Once it is law, it can be challenged in the courts, i.e., the judicial branch. This would happen the constitutionality of a minimum wage comes into question. The case would work its way up through the court system to the Supreme Court. If the Supreme Court determines the minimum wage violates the Constitution then -- as determined by the current makeup of the Supreme Court -- the law would be struck down. If not, it would stand as law. Since the Constitution doesn't explicitly cover every detail that could possibly confront our nation, I believe -- and there's a couple of hundred years of US tribal knowledge to back me up on this -- the Constitution is living document that is subject to interpretation by the elected and appointed powers that be.

I think you are arguing from a laizze-faire ideological perspective that puts all its eggs in a totally free-market perspective. The checks and balances of our system of government act as a governor on our society that is not necessarily only beholding to the corporate profit interest that supports the free-market THEORY. Marxism is a theory as is democratic socialism and various others.

Personally, I don't want a totally efficient market system.
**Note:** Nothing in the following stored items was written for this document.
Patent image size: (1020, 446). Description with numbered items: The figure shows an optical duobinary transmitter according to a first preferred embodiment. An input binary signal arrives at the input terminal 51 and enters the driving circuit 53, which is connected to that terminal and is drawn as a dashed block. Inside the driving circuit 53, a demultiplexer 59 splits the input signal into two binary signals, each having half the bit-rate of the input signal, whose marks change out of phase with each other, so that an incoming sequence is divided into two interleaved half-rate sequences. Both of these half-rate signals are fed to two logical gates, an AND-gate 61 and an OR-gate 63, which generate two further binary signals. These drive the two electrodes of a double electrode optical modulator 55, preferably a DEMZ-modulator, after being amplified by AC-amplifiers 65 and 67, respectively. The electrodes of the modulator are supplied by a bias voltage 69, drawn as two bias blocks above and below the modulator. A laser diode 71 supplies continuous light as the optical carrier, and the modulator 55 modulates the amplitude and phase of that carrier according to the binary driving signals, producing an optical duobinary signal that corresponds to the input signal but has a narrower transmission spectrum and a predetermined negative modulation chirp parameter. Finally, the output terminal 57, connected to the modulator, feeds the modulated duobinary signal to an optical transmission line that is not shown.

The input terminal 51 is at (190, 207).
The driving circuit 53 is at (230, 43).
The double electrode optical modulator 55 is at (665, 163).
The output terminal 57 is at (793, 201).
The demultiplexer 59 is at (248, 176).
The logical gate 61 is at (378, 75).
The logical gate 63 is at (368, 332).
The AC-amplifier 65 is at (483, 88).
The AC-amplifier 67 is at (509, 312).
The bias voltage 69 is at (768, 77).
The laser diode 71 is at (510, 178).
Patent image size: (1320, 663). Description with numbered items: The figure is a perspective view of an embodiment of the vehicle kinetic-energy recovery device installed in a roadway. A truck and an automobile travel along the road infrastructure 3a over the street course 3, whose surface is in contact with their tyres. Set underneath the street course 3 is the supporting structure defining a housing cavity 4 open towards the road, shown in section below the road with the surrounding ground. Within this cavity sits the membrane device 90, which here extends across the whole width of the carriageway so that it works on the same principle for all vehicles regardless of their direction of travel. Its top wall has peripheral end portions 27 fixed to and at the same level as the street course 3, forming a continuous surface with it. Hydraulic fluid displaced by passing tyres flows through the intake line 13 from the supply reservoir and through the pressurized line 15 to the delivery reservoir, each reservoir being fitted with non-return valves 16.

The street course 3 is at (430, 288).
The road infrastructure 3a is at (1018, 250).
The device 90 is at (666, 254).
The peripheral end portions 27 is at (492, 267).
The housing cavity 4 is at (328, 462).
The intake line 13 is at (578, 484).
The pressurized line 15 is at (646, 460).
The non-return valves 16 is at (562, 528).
I want an adult system that pays for all the costs incurred in the acquisition of capital. That includes human, environmental, material, etc., etc.

Anonymous said...

CATO:

You rant against the government interferring in the minimum wage, yet it must suit you fine that the courts can rule that workers for Mesaba cannot strike. You only complain about government interference when it favors coporate interests over those of workers.

Anonymous said...

Cato:

I believe history has shown the Constituion is used as the basis for determining whether or not laws are consitutional.

I don't recall hearing the phrase "you borke the Constitution."